“I had to leave him. On my soul, Tiphaïne, I am not a prophet. I cannot tell you what I do not know.”
They heard the Vicomte’s voice calling them from the house, and Robin, trembling like a man saved from death, clutched at the reprieve, and walked back through the orchard. Tiphaïne followed him, slowly, thoughtfully, playing with her silver-sheathed poniard, her eyes fixed upon the ground. Some instinct warned her that Robin had not given her the truth, and she was troubled for Bertrand, wondering what had hindered him from keeping troth with Beaumanoir.

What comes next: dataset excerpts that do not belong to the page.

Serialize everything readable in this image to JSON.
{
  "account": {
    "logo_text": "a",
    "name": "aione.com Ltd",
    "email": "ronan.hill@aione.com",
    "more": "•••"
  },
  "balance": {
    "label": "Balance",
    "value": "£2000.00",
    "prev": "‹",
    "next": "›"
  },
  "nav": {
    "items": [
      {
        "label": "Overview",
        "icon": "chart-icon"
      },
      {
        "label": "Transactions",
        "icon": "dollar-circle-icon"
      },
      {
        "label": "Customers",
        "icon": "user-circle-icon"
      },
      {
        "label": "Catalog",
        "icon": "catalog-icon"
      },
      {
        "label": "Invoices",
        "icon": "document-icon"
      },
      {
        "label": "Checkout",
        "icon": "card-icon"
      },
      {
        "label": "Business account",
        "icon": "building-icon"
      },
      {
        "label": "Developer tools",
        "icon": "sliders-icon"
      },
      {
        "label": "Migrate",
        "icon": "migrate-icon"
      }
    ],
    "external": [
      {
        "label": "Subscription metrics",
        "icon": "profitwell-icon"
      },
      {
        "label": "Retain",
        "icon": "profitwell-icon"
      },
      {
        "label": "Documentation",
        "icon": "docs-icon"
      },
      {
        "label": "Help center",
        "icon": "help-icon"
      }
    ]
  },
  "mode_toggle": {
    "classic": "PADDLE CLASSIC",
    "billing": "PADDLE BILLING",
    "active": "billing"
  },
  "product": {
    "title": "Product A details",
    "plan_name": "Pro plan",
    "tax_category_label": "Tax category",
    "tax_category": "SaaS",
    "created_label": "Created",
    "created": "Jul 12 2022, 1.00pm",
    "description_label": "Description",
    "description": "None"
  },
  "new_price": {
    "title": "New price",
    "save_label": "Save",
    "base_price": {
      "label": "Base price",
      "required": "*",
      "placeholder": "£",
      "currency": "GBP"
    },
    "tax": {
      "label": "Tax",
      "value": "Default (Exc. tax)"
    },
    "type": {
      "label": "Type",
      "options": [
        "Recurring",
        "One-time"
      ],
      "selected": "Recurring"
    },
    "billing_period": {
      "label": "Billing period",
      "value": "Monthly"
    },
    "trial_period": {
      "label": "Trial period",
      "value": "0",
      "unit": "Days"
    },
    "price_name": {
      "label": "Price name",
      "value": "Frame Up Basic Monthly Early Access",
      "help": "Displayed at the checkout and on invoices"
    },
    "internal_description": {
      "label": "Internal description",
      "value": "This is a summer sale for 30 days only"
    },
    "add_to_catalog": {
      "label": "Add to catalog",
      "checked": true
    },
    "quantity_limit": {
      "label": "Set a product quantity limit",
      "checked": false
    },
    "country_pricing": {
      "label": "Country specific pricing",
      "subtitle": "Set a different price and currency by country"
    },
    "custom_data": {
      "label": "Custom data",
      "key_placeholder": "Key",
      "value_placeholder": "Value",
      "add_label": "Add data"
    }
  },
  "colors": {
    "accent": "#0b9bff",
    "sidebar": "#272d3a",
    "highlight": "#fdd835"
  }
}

It was the third night after he had left Robin that Bertrand, who had eaten nothing all day, saw the flicker of a fire shining through the trees before him. The cloud of fatalism had thickened about him as the night came down over the tangled woodways of the forest. All the past had risen up before him: the savage sorrows of his boyhood, the coming of Tiphaïne the child, the tournament at Rennes. The years of rough adventure he had spent had seemed only to taunt him with failure and with bitterness. He had thought also of dead Arletta, and how the poor child had died in the autumn deeps of dark Broceliande. Brooding on the past, he had come to think that God’s wrath was heavy on him, and that he was cursed, like Cain, because of his stubborn heart. He had ridden on and on, letting his horse bear him where it would, feeling neither thirst nor hunger nor the weight of his heavy harness. He had drawn out his poniard and felt the point thereof calmly, sullenly, with a balancing of the evils of life and death. He still held the knife in his hand when he sighted the fire, the flames upcurled like the petals of a great flower.
Bertrand reined in and sat motionless in the saddle, his eyes fixed upon the fire. Possibly there was something elemental in the red and restless play thereof, something that flashed comfort into Bertrand’s heart. He clapped his poniard back into its sheath and rode on slowly, his jaded horse pricking up his ears and tugging at the bridle as though scenting water.
Three figures started up from about the fire as Bertrand rode out from under the shadows of the trees. He could see that they were peasants, two men and a girl, and that they were as shy and timid as hunted deer. The younger of the two men brandished a short cudgel, but there was no fight in the poor devils; the English wars had broken the spirit of the Breton poor.
Bertrand shouted to them and waved his hand, wondering at the hoarseness of his own voice.
“A friend! a friend!”
He rode up towards the fire, the light flashing on his armor and weaving giant shadows about his horse. The peasants kept their distance, dread of the mailed fist inbred in their hearts.
Bertrand showed them the eagle on his shield.